Practising fees jumped by 10%, or £10.4m, for 2022-23, with the individual practising certificate fee rising £20 to £286.
Firms paid 60% of the total sought by the Law Society and SRA, which was £114.7m in the current year, of which £60.5m (53%) was for the SRA. This was up from £56.8m. The SRA’s total income was budgeted at £87.3m, as it has income from other sources.
The Law Society took £32.8m (29%) from the fees, with the remaining money (£21.4m) covering the compulsory levies to pay for the LSB, LeO, Solicitors Disciplinary Tribunal and the Office for Professional Body Anti-Money Laundering Supervision.
Speaking to the media yesterday after the most recent SRA board meeting, chair Anna Bradley said it had worked “very hard” to keep fees steady over recent years – last year’s increase in the fee was offset to some extent by a reduction in the contributions to the SRA compensation fund – but “the reality is that everyone’s battling with inflation and we have new demands on our time”.
These included issues such as anti-money laundering and sanctions compliance, while last autumn the SRA made a one-off cost-of-living payment to staff totalling £550,000.

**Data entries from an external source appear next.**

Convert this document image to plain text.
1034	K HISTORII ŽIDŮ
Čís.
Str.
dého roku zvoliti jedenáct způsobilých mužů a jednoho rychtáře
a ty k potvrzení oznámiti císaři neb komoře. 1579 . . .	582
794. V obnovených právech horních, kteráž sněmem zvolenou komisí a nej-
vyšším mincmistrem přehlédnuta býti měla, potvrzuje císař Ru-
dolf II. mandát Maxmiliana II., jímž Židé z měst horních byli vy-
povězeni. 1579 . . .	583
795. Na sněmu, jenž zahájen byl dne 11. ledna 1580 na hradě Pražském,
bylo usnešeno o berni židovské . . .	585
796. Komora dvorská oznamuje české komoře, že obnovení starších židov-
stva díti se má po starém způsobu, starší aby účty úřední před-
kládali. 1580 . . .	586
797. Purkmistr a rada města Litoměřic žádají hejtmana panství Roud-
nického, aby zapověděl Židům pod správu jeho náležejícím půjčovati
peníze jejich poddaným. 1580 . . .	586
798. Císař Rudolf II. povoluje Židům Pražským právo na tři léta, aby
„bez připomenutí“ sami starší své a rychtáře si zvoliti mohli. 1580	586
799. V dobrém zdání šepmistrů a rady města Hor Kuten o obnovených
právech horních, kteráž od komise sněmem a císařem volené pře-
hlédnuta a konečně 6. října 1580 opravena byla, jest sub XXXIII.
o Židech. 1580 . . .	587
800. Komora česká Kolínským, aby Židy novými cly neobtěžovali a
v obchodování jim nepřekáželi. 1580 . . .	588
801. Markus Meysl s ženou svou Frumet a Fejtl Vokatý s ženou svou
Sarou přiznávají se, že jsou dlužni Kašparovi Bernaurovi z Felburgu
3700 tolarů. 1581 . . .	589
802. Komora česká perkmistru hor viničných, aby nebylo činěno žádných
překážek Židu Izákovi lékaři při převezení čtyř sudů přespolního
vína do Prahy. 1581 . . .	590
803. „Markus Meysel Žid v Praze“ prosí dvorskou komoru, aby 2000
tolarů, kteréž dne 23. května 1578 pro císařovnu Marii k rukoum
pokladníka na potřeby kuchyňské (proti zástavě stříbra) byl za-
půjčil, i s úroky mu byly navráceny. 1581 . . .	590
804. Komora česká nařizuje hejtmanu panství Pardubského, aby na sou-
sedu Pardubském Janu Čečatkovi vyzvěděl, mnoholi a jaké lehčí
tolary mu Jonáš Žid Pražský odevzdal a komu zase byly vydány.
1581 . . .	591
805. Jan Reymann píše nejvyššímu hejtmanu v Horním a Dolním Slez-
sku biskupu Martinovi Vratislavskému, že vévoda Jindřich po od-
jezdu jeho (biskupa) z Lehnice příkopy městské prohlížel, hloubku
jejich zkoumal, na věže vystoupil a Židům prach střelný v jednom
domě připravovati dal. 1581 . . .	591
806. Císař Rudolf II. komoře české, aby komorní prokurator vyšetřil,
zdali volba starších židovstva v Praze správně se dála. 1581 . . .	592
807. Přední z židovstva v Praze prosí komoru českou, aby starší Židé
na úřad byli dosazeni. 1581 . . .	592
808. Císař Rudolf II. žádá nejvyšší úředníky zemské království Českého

Further, with the SRA a separate legal entity since July 2021, it has to maintain its own reserves. Its first full-year accounts – which are about to be published – show that its reserves at 31 October 2022 were £16.6m, of which £14.8m were unrestricted reserves once fixed assets were excluded.
The SRA’s policy is that reserves should be between £15.7m and £22.5m and so they need to be increased too.
The SRA is currently drafting a new three-year strategy. Ms Bradley said she wanted to give the profession an early warning: “All of that means that people can expect to see an increase in fees associated with our new strategy…
“It’s quite clear there’s no room for manoeuvre in the current budget. There’s just not a lot of flex – it’s been very tightly managed.”
She said there was no figure yet but the SRA would be consulting on the strategy, probably in May, along with the proposed budget as usual.
We reported last week that LeO’s budget for its new financial year was increasing by 9.6% to £16.8m, the equivalent of £7.20 per solicitor.
The LSB’s budget for the coming year – as outlined in its draft business plan – is £4.7m, a 9.1% increase – although actually a fall of 2% after inflation. The final figure has yet to be confirmed.
In increasing the money it took from practising fees for non-regulatory activities, the Law Society last year flagged further rises for the next two years as it looked to boost its income by £8.4m to £36.9m in 2024-25.
The likely budgets for the other bodies paid for by the profession are not yet known.